Graeme McDowell has eye on more major wins
Graeme McDowell needs a calculator to count his blessings. They go far beyond the dozen tournament victories and more than £19million prize money amassed in 12 years pursuing his favourite pastime as a professional.
With a beautiful new bride on his arm; that Major title in his trophy cabinet; a swathe of blue-chip companies in his sponsorship portfolio; a flourishing charity foundation to his name; and fresh business ventures to excite him, especially the Nona Blue Bistro in Orlando, McDowell's living the good life.
The greatest gift, however, is that he knows it.
The 34-year-old Portrush native's determination to put his fame and fortune to best use, while still engaged in the pursuit of sporting excellence, is an example to rising stars in any arena.
"I pinch myself sometimes," admits McDowell, who this week brings his competitive season to a close with the defence of his title at Tiger's World Challenge in Thousand Oaks, Southern California.
Looking back at 12 months of incredible incident and achievement on and off the golf course, he says: "There have been a lot of fun distractions in my life this year.
"Along with getting married, moving into our new home and finding balance in my world, there's been the restaurant, other business ventures and, of course, the foundation stuff," he explains.
McDowell smiles at the mention of an emotional switchback last summer, when he soared to victory three times and slumped to five missed cuts in an astonishing eight-tournament spell.
"That's golf, you take the rough with the smooth," he shrugs. "There's been some nice smooth this year and a bit of rough. You take it, you learn from it and you move on.
"I learned a lot this year. I learned a lot about scheduling," McDowell explains. "You always learn a lot about scheduling. It's an art form, an ever-changing landscape.
"My life has changed a lot over the last few years, so my schedule has to change. I'm married, based in Orlando, I have new priorities in life."
Interesting to see a Tweet last week from McDowell looking forward to 'Movie night' with Kristin (pictured) in the Lake Nona home he built and, as an interior designer of high repute in her native Florida, she fitted out.
"Of course, I've new priorities," McDowell says. "Spending time with my wife and hopefully building our own family is a priority. Golf is still a massive priority, but I don't want to be away from home for five weeks any more, travelling around the world.
"Do I want to play in the best events in the world as often as I can?" he asks. "Of course I do. And I want to be in the best condition playing them. Balancing both the European and US Tours and getting it right is vital."
THE movie McDowell and wife Kirstin watched at home the other night was 'Man of Steel,' a moniker which wouldn't look out of place on his golf locker.
European captain Paul McGinley recalls his Monday afternoon encounter with the barrel-chested Ulsterman at the 2010 Ryder Cup.
Having won the Welsh Open at Celtic Manor three months earlier and famously following up with victory at the US Open in Pebble Beach, McDowell was sent out against Hunter Mahan in the final singles match.

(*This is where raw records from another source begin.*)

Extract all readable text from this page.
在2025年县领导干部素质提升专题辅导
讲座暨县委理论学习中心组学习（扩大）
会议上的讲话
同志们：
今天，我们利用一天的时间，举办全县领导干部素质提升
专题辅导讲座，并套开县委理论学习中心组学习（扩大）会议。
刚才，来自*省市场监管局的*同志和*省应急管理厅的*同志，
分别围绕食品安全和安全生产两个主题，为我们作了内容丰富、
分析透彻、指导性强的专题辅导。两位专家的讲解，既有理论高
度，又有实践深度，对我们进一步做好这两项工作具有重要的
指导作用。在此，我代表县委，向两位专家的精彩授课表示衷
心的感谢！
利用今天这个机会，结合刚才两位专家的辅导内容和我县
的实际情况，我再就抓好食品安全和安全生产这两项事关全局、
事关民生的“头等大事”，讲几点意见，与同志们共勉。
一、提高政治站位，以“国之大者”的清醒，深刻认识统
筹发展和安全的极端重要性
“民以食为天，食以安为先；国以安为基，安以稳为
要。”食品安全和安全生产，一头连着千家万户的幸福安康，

Following the game as one of Colin Montgomerie's assistants, McGinley was interested to observe McDowell taking a hard look at the scoreboard as he waited for his American opponent to putt out on the 10th green.
"As he turned and headed for the next tee, Graeme smiled at me and said: 'I've got a feeling this is going to come down to me, Mac. What do you think?' I said 'maybe' and left it at that," McGinley explains.
"The smile said it all. It wasn't an 'I'm going to win,' Poulter-type smile. It was just the look of a player who was fully clued-in and ready for any eventuality the occasion might bring."
Of course, after an astonishing fightback by the American team, Europe's 'Man of Steel' would break their hearts. First McDowell holed a sensational serpentine putt on 16 to extend his lead before Mahan duffed a chip at 17 to hand back the Ryder Cup."
McGinley has the highest regard for McDowell as a man to have by one's side in a tight corner and "a consummate professional".
He may not be the longest hitter and, like the great Lee Trevino, has a slightly idiosyncratic swing, but McGinley admires, above all else, McDowell's ability to maximise his strengths.
"The word I use to describe Graeme is 'smart.' He's figured himself out very well as a golfer and his thinking is clear when it comes to what he needs to do," the Dubliner says.
"Knowing yourself well, recognising your strengths and playing to them is hugely important. In that regard, he's very reminiscent of Padraig Harrington at his best."
McGinley then paid McDowell the ultimate compliment: "Looking back, I'd love to have been more like Graeme and to have known myself better as a golfer.
"Not to have been so concerned with trying to figure out the game or what everyone else was doing, but simply playing to my own strengths. That's a great way to be."
The European captain also saluted McDowell for surrounding himself with a first class team, from his long-standing caddie Ken Comboy, through his coach Pete Cowen all the way across the spectrum to his clothing range at G-Mac Kartel.
Can he win again at the Majors? "Put it this way," McGinley concludes. "Only a fool would bet against Graeme McDowell winning another Major."